Omar G. Encarnación (2014) Democracy Without Justice in Spain: The Politics of Forgetting. Philadelphia, PA: University of Pennsylvania Press. 249pp, £42.50 (h/b), ISBN 9780812245684
[A shorter version of the review below will be published in Volume 13 of the Political Studies Review, Issue 4, November 2015. The definitive version will be available at Wiley Online Library].
Is coming to terms with the past an absolute prerequisite for a successful political transition? Following Franco’s death in 1975, the linchpin of the Spanish democratic self-reformation was a voluntary and stubbornly unwritten agreement among the political elites to repress memory and to forget the past: no truth commissions, no massive trials or apologies. Only a collective silence imposed upon the victims of the Civil War and the implacable Francoist regime that followed for nearly four decades. By reassessing the Spanish negotiated political transition, Encarnación provocatively suggests that a political solution that abridges and thus delays justice against an authoritarian regime might be sometimes preferable to a compliant diet of enthusiastic acclamations about the virtues of remembering at all costs.
In keeping with the desire to avoid anything that could arouse political passions, those in charge of the democratic transition took no official position on the hundreds of monuments and memorials honouring either the Nationalist side in the Civil War or the Franco regime itself” (p.48)
In seven well-written and detailed chapters, Encarnación reassesses the context and rationale of the Pact of Forgetting (Chapters One and Two), tracing the challenges and consequences of sustaining this voluntary political agreement to not remember rather than to pursue public reconciliation (Chapters Three and Four).
The Spanish transition did not engender grassroots movements devoted to addressing the human rights abuses of the old regime”, (p.102)

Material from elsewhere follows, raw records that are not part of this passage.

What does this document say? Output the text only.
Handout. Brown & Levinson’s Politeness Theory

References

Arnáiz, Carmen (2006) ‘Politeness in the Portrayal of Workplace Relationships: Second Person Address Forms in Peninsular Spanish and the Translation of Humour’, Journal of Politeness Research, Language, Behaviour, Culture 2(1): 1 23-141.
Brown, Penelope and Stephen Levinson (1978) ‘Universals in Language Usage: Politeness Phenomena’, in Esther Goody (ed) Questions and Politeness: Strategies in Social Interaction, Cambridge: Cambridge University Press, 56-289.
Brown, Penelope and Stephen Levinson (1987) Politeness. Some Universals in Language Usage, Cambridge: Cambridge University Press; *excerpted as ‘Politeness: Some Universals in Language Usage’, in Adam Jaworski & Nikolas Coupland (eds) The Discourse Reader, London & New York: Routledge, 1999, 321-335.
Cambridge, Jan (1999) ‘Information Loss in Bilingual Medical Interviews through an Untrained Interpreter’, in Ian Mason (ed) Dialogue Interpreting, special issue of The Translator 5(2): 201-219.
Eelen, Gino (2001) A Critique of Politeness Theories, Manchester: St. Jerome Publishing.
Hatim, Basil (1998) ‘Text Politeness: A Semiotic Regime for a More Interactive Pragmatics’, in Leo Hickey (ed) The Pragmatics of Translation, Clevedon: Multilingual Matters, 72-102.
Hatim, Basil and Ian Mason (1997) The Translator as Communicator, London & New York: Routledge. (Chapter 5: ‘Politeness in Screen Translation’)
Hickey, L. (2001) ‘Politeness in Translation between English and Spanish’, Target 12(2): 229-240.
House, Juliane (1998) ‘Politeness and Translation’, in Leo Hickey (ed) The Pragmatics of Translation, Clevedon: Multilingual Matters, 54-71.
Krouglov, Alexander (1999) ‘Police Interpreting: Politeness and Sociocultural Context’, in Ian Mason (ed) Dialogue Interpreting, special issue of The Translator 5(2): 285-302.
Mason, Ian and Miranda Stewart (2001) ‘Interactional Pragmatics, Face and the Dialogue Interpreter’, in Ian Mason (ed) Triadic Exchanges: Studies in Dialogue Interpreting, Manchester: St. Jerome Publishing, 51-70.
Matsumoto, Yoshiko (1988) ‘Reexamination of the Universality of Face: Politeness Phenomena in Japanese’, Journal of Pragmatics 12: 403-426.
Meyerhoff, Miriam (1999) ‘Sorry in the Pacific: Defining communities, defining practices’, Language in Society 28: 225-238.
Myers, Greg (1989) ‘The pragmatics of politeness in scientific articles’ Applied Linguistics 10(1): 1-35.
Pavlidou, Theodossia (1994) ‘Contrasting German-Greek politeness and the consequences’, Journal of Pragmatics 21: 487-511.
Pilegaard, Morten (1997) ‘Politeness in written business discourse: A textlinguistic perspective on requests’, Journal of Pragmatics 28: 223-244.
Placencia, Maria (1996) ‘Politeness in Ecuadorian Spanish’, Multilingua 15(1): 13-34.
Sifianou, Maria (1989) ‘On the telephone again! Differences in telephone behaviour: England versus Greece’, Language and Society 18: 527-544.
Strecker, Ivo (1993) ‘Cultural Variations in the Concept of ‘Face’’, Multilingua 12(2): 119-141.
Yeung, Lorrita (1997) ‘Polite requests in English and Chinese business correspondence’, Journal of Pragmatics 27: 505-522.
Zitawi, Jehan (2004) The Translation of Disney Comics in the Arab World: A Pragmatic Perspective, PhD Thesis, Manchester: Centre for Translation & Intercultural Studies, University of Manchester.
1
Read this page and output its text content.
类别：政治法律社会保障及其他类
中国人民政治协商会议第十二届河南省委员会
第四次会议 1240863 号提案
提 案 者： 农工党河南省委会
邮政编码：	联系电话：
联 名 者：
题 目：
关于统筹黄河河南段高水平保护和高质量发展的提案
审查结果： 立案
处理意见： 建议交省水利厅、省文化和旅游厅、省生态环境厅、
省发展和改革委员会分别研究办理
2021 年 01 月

He then examines how the international reactions and the intensity of political debates in Spain, following the controversial decision to issue an arrest warrant for Chilean General Pinochet, shattered the Pact of Forgetting and forced Spain to finally confront its past (Chapter Five):
Having remained frozen for decades, memories of the violence of the Civil War and the repression of the Franco dictatorship began to thaw in the late 1990s with the emergence of a vigorous movement devoted to the recovery of the forgotten historical memory” (p.132)
This was the prelude to the implementation of the 2007 Law of Historical Memory that Encarnación discusses in his Chapter Six. The 2007 Law of Historical Memory could hardly be deemed as a surprise. As Encarnación shows very well, Zapatero could not afford politically to ignore the demands of Human Rights advocates, both in Spain and abroad, and it was part of his progressive intention to complete the unfinished business of the transition. Even if the Law exposes some continuity with the Pact of Forgetting, it “deserves much credit for creating a less contentious climate with respect to the past” (p.179) and, in some rather peculiar ways, conforms to the public’s idea of coming to terms with the past. He reminds us that historical and political contextualisation is crucial and that consequently a transition to democracy is never straightforward (Chapter Seven).
However, while Encarnación clearly aims to challenge the transitional justice literature, he does not engage with it in a sustained manner. This is unfortunate as transitional justice is a recent field of study and already in transition itself. Had he done so, his work might have been even more of a hindrance to any mechanistic understanding of democratic transition one might find in that literature. Perhaps a more crucial point is the hasty conception of democratic legitimacy Encarnación tends to endorse in his book. A more theoretically engaged understanding would have strengthened his argument. Nonetheless, Encarnación’s historical assessment of the Spanish politics of forgetting and his rejection of the fixity of transitional justice studies are convincing. Democracy without Justice in Spain is a timely work and a must-read for anyone interested in the complexity of contemporary Spain and the still delicate and open question of democratisation and reconciliation.